A widely shared claim puts the number of formal deportations since January 20, 2025 at roughly 900,000. Multiple independent sources — including official government data, the Associated Press, Reuters, and academic researchers — find no evidence to support that figure. The real number is in the tens of thousands.

ICE's own data shows approximately 32,000 arrests in the first 100 days of the Trump administration through late April 2025. Formal deportations — the legal removals the claim refers to — are a subset of arrests, meaning the actual removal count is lower still. TRAC at Syracuse University, which tracks ICE data independently, puts cumulative formal deportations in the same range: tens of thousands, not hundreds of thousands.

The 900,000 figure isn't just inflated — it breaks the laws of arithmetic. The Migration Policy Institute points out that the all-time U.S. record for deportations in a single fiscal year is roughly 400,000, set in FY2012. Reaching 900,000 in a few months would require deporting people at more than double the fastest pace ever recorded, sustained without pause. The legal system, available flights, detention capacity, and staffing make that impossible.

The most charitable reading of the claim is that someone conflated different enforcement categories — arrests, border encounters, voluntary returns, or expedited removals — with formal legal deportations. These are meaningfully different things. An arrest is not a deportation. A voluntary return is not a formal removal. Mixing them inflates numbers dramatically and misleads people about what is actually happening.

This kind of misinformation is worth watching for precisely because immigration is a high-stakes topic where both sides have strong incentives to exaggerate. When a number sounds dramatic, check whether it comes from an official government source, has been verified by an independent outlet, and is being compared honestly to historical context. In this case, every one of those checks fails.

Sources

  • U.S. Department of Homeland Security / ICE Official Data

    ICE reported approximately 32,000 arrests in the first 100 days of the Trump administration (through late April 2025), with actual formal removals (deportations) being a subset of that figure and far below 900,000.

  • Associated Press Fact Check

    Reporting confirmed that while the administration ramped up enforcement significantly, total formal deportations since January 20, 2025 numbered in the tens of thousands, not hundreds of thousands.

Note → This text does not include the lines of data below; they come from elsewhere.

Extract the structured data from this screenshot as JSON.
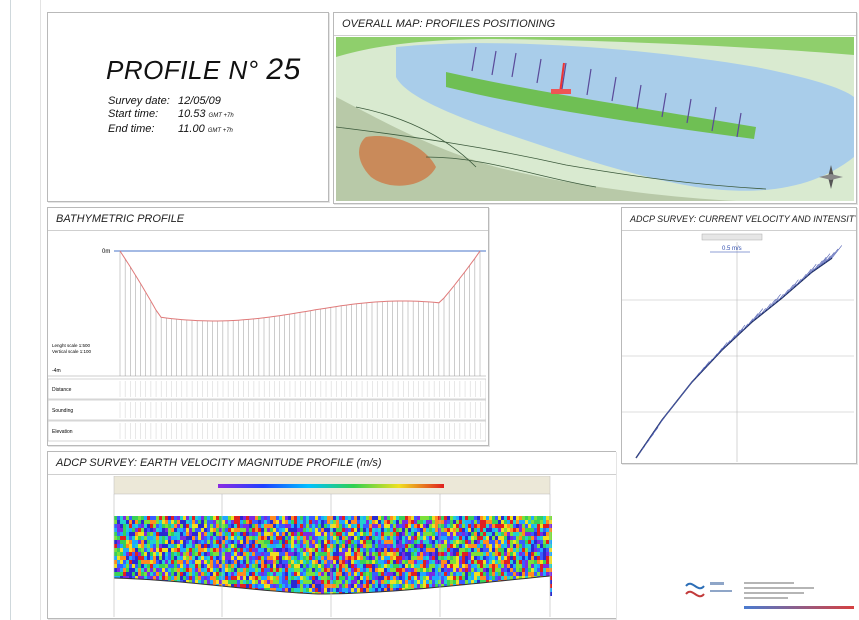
{
  "profile": {
    "title": "PROFILE",
    "number_sign": "N°",
    "number": "25",
    "survey_date_label": "Survey date:",
    "survey_date": "12/05/09",
    "start_time_label": "Start time:",
    "start_time": "10.53",
    "end_time_label": "End time:",
    "end_time": "11.00",
    "time_zone": "GMT +7h"
  },
  "map_panel": {
    "title": "OVERALL MAP:  PROFILES POSITIONING"
  },
  "bathy_panel": {
    "title": "BATHYMETRIC PROFILE",
    "scale_lines": [
      "Lenght scale 1:500",
      "Vertical scale 1:100"
    ],
    "top_label": "0m",
    "bottom_label": "-4m",
    "row_labels": [
      "Distance",
      "Sounding",
      "Elevation"
    ]
  },
  "adcp_current_panel": {
    "title": "ADCP SURVEY: CURRENT VELOCITY AND INTENSITY",
    "scale_label": "0.5 m/s"
  },
  "adcp_earth_panel": {
    "title": "ADCP SURVEY: EARTH VELOCITY MAGNITUDE PROFILE (m/s)"
  },
  "colors": {
    "water": "#a9cdea",
    "land_green": "#6fbf54",
    "bathy_curve": "#e07a7a",
    "waterline": "#4a74c9"
  }
}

  • Migration Policy Institute

    MPI analysis noted that even at historically high removal rates, the U.S. has never approached 900,000 formal deportations in a single year; the annual record is roughly 400,000 (FY2012), making 900,000 in a few months implausible.

  • Reuters Fact Check

    Reuters found no credible government or independent source supporting a figure near 900,000 deportations since January 20, 2025, calling such claims unsupported by available data.

  • Transactional Records Access Clearinghouse (TRAC), Syracuse University

    TRAC immigration data tracking ICE removals showed cumulative formal deportations in the first several months of 2025 in the range of tens of thousands, consistent with an elevated but not record-shattering pace.